The Immigration Reform Monster
By Charles Krauthammer
Friday, June 1, 2007


WASHINGTON -- Beware legislative behemoths. Beware "comprehensive immigration reform." Any bill that is 380 pages long is bound to have nooks and crannies reflecting private deals, quiet paybacks and ad hoc arrangements that you often don't learn about until it's too late.

The main provisions of the immigration reform monster are well known. But how many knew, before reading last Saturday's Washington Post, that if Einstein were trying to get a green card, he would have to get in line with Argentine plumbers and Taiwanese accountants to qualify under the new "point system" that gives credit for such things as English proficiency and reliable work history? Good thing Albert was a patent office clerk, and that grooming isn't part of the new point system.

Senator John McCain (R-AZ), accompanied by Senator Diane Feinstein (D-CA) (L) and others, speaks during a news conference on immigration reform legislation on Capitol Hill in Washington May 17, 2007.

Until now we've had a special category for highly skilled, world-renowned and indispensable talent. Great musicians, athletes and high-tech managers come in today under the EB-1 visa. This apparently is going to be abolished in the name of an idiotic egalitarianism.

I suspect this provision is a kind of apology for one of the few very good ideas in the bill -- taking skill, education and English proficiency into account rather just family ties, and thus cutting back on a chain migration system in which the Yemeni laborer can bring over an entire clan while the engineers and teachers desperate to get here languish in the old country.

The price for this lurch into rationality appears to be the abolition of the VIP fast track, which constitutes less than 2 percent of total immigration and, from the point of view of the national interest, is the most valuable. This staggeringly stupid idea is reason alone to vote against the immigration bill.

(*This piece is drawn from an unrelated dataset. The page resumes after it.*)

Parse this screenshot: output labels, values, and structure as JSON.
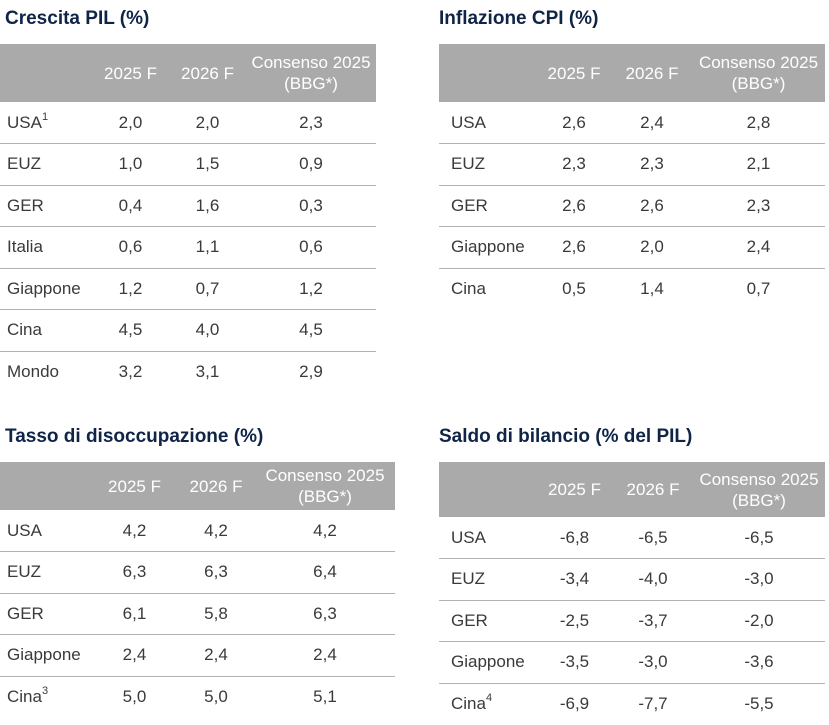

Beyond stupidity, the bill offers farce. My favorite episode is the back-taxes caper. John McCain has been going around telling everyone that in order to be legalized, illegal immigrants will, among other things, have to pay back taxes. Such are the stern requirements on the "path to citizenship."

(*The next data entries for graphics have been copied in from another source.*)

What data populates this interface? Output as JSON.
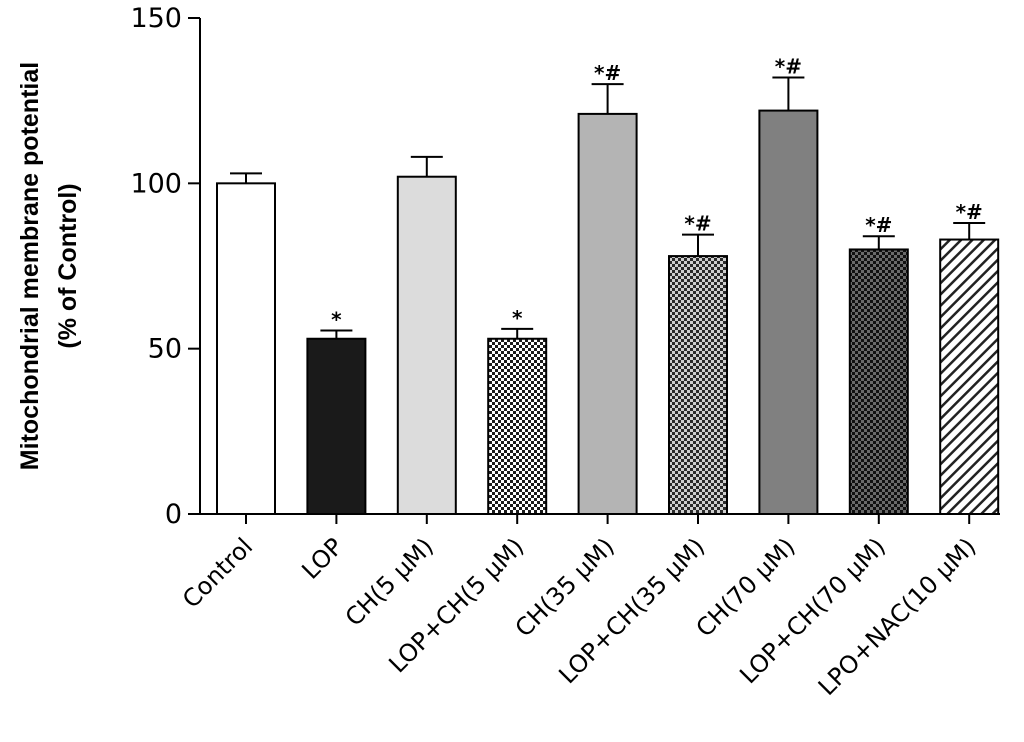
{
  "chart_data": {
    "type": "bar",
    "title": "",
    "xlabel": "",
    "ylabel": "Mitochondrial membrane potential",
    "ylabel_line2": "(% of Control)",
    "ylim": [
      0,
      150
    ],
    "yticks": [
      0,
      50,
      100,
      150
    ],
    "categories": [
      "Control",
      "LOP",
      "CH(5 μM)",
      "LOP+CH(5 μM)",
      "CH(35 μM)",
      "LOP+CH(35 μM)",
      "CH(70 μM)",
      "LOP+CH(70 μM)",
      "LPO+NAC(10 μM)"
    ],
    "values": [
      100,
      53,
      102,
      53,
      121,
      78,
      122,
      80,
      83
    ],
    "errors": [
      3,
      2.5,
      6,
      3,
      9,
      6.5,
      10,
      4,
      5
    ],
    "significance": [
      "",
      "*",
      "",
      "*",
      "*#",
      "*#",
      "*#",
      "*#",
      "*#"
    ],
    "fills": [
      "white",
      "#1a1a1a",
      "#dcdcdc",
      "checker-light",
      "#b4b4b4",
      "checker-medium",
      "#808080",
      "checker-dark",
      "hatch"
    ],
    "grid": false
  }
}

Problem is, McCain then discovered that back taxes were not in the bill. The Homeland Security Department had argued that collecting on money paid under the table -- usually in cash, often with no receipts -- is pretty much impossible. Indeed, the cost of calculating and collecting the money would probably exceed the proceeds.

Now, nonpayment is not the kind of thing you want to defend when trying to sell immigration reform to citizens who do pay their taxes -- back and otherwise. So last week, John McCain proposed an amendment to restore the back-taxes provision. A somewhat sheepish Senate approved this sop -- unanimously.